England captain Alastair Cook reveals batting frustrations

Alastair Cook
Cook lacked sufficient support as he hit a century at Lord's

Captain Alastair Cook said England's batting was the chief disappointment after a six-wicket loss to Sri Lanka left the hosts trailing 2-1 in the five-match one-day series.

"I think we were about 30 or 40 runs light," the opener said after his team had set Sri Lanka 247 to win in good batting conditions at Lord's.

"It's been a tough day. We kept losing wickets at the wrong time.

"There are lots of areas we can improve on but we didn't get going at the top."

The teams face each other again in a day-night match at Trent Bridge on Wednesday, and England may decide to change their side following two comprehensive defeats.

Cook, who took over the captaincy of the one-day international side on a permanent basis at the start of the series, at least answered those questioning his batting ability in 50-over cricket with a century.

However, former England players Alec Stewart and Mark Butcher have questioned the balance of the side with Jonathan Trott batting at number three and Ian Bell at six in the order.

Asked if there were too many conservative batsmen in the side, Cook replied: "Like who?

"Trotty's had a quiet couple of games, but he averages 50 and strikes at 80 at number three, which are pretty good stats.

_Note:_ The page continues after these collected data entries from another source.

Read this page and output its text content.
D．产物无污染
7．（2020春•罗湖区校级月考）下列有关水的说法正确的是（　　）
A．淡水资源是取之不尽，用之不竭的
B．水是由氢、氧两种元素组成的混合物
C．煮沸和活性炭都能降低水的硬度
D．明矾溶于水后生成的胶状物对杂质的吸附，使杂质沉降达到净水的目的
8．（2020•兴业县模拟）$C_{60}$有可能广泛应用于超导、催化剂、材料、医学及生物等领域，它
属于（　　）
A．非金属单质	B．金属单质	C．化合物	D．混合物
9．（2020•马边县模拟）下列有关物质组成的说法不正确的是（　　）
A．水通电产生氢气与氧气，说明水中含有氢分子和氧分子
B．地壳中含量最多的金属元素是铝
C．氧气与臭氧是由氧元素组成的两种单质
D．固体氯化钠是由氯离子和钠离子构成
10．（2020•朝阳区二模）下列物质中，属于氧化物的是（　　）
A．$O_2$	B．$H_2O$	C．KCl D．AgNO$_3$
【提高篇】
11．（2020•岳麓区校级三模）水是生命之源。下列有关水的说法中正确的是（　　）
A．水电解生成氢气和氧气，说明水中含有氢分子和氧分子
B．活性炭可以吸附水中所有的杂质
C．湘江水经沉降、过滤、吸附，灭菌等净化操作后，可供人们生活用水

"We'll all take collective responsibility in the batting line-up for not scoring enough runs. That's the reason why we didn't win this game.

"It's nice for a bit of confidence to score runs, but it's never nice to do it in a losing cause."

Former captain Stewart, speaking on the BBC's Test Match Special, said England needed to change the batting order and freshen up the bowling attack.

"There's certainly plenty of cause for concern for England not just with the batting, but the type of bowlers they have and the form of cricket they are they playing," he said.

"They need to play without fear and they they need to find a method to be successful in all conditions across the world."

His view was backed up by former England opener Butcher, who was also summarising on Test Match Special.

"England's problem in one-day cricket has always been that they don't have the impact players, the players that can win you matches with a burst of wickets or runs with the bat," he said.

Sunday's match at Lord's ended in bizarre fashion when Dinesh Chandimal and Angelo Mathews refused a succession of runs to ensure Chandimal, 21, could reach a century at Lord's.

Mathews finished unbeaten on one not out from 21 balls, having defended the 47th over of the innings for a maiden in a period of play which perplexed both captains.

"It was different. I've never seen that before," said Cook. "They're perfectly entitled to do it if they want. It's just slightly strange and you never know, the cricketing gods might look down in a bit of disgust. It was getting close, wasn't it?"

Sri Lanka captain Tillakaratne Dilshan looked visibly irritated on the balcony but said afterwards: "We won comfortably in the end. I was a little upset that it came down to the last overs, but they are youngsters, they are learning, and I'm really happy because we got a good win.

"We are very confident after the last two games and looking forward to winning the series."